Zachary1150/merge_lenfmt_MRL4096_ROLLOUT4_LR5e-7_w0.5_ties

Hugging Face
TEXT GENERATIONConcurrency Cost:1Model Size:1.5BQuant:BF16Ctx Length:32kPublished:Dec 25, 2025Architecture:Transformer Warm

Zachary1150/merge_lenfmt_MRL4096_ROLLOUT4_LR5e-7_w0.5_ties is a 1.5 billion parameter language model created by Zachary1150, merged using the TIES method. It is based on deepseek-ai/DeepSeek-R1-Distill-Qwen-1.5B and combines two fine-tuned models. This model is designed for tasks requiring a compact yet capable language model, leveraging its merged architecture for potentially enhanced performance in specific domains.

Loading preview...

Model Overview

Zachary1150/merge_lenfmt_MRL4096_ROLLOUT4_LR5e-7_w0.5_ties is a 1.5 billion parameter language model developed by Zachary1150. It was constructed using the TIES merge method from mergekit, building upon the deepseek-ai/DeepSeek-R1-Distill-Qwen-1.5B as its base model.

Merge Details

This model is a composite of two distinct fine-tuned models, each contributing with a weight and density of 0.5. The merge configuration utilized a normalized approach with bfloat16 data type.
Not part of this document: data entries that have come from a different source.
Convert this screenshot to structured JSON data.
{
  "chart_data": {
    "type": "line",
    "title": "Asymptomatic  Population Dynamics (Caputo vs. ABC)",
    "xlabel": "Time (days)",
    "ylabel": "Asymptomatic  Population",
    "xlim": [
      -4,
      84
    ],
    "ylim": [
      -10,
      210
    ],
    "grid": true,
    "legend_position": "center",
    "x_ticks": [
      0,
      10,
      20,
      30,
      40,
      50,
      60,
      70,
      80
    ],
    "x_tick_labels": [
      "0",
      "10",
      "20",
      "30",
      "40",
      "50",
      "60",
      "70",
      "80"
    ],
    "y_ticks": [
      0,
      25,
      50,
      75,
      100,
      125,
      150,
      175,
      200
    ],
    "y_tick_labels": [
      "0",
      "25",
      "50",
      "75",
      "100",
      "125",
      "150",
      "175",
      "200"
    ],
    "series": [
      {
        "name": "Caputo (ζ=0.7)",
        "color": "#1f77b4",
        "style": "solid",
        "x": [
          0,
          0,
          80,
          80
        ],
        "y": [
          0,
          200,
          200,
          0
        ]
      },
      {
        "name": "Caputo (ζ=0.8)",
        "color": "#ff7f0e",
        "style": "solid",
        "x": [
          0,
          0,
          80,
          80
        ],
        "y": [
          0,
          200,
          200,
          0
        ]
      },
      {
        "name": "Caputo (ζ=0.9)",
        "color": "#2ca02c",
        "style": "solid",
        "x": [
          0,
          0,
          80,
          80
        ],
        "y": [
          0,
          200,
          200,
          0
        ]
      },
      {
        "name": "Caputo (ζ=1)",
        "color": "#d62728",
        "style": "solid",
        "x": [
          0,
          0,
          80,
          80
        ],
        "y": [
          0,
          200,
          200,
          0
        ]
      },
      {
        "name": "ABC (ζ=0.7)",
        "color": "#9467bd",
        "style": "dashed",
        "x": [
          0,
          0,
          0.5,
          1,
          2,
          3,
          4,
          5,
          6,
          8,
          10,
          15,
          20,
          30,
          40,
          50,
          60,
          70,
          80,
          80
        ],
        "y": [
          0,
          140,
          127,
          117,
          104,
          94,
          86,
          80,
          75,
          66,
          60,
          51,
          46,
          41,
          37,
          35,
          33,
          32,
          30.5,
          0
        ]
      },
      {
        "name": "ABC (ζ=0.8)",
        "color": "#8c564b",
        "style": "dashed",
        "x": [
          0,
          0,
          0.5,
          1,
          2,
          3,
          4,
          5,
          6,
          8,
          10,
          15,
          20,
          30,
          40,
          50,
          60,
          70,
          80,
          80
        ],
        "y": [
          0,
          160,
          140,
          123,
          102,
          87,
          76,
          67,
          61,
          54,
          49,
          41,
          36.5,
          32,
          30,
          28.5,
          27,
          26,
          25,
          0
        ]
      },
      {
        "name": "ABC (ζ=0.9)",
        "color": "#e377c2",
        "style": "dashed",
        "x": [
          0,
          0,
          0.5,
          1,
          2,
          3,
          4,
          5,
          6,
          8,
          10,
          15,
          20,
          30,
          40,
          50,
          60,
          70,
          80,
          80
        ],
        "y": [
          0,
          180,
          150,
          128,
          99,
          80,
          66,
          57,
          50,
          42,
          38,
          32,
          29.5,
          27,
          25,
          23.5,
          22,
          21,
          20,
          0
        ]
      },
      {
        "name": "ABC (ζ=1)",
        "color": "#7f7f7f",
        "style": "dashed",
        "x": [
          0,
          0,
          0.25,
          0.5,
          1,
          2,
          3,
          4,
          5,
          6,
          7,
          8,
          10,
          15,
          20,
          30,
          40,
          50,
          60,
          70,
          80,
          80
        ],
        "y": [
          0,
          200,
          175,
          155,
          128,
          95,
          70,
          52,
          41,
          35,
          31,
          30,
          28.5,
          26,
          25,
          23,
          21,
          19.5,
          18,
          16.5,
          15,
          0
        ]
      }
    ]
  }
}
The specific models merged were:

  • /local/scratch/zli2255/workspace/MergeExpert/checkpoints/baselines_openrs/len_MRL4096_ROLLOUT4_LR5e-7/global_step_30/actor/huggingface
  • /local/scratch/zli2255/workspace/MergeExpert/checkpoints/baselines_openrs/accfmt_MRL4096_ROLLOUT4_LR5e-7/global_step_54/actor/huggingface

Potential Use Cases

Given its architecture as a merged model, it is likely optimized for:

  • Resource-constrained environments: Its 1.5B parameter count makes it suitable for deployment where computational resources are limited.
  • Specific domain tasks: The underlying merged models suggest potential specialization, making it a candidate for tasks aligned with their original fine-tuning objectives.
  • Experimentation with merged architectures: Developers interested in exploring the performance characteristics of TIES-merged models based on DeepSeek's distilled Qwen architecture.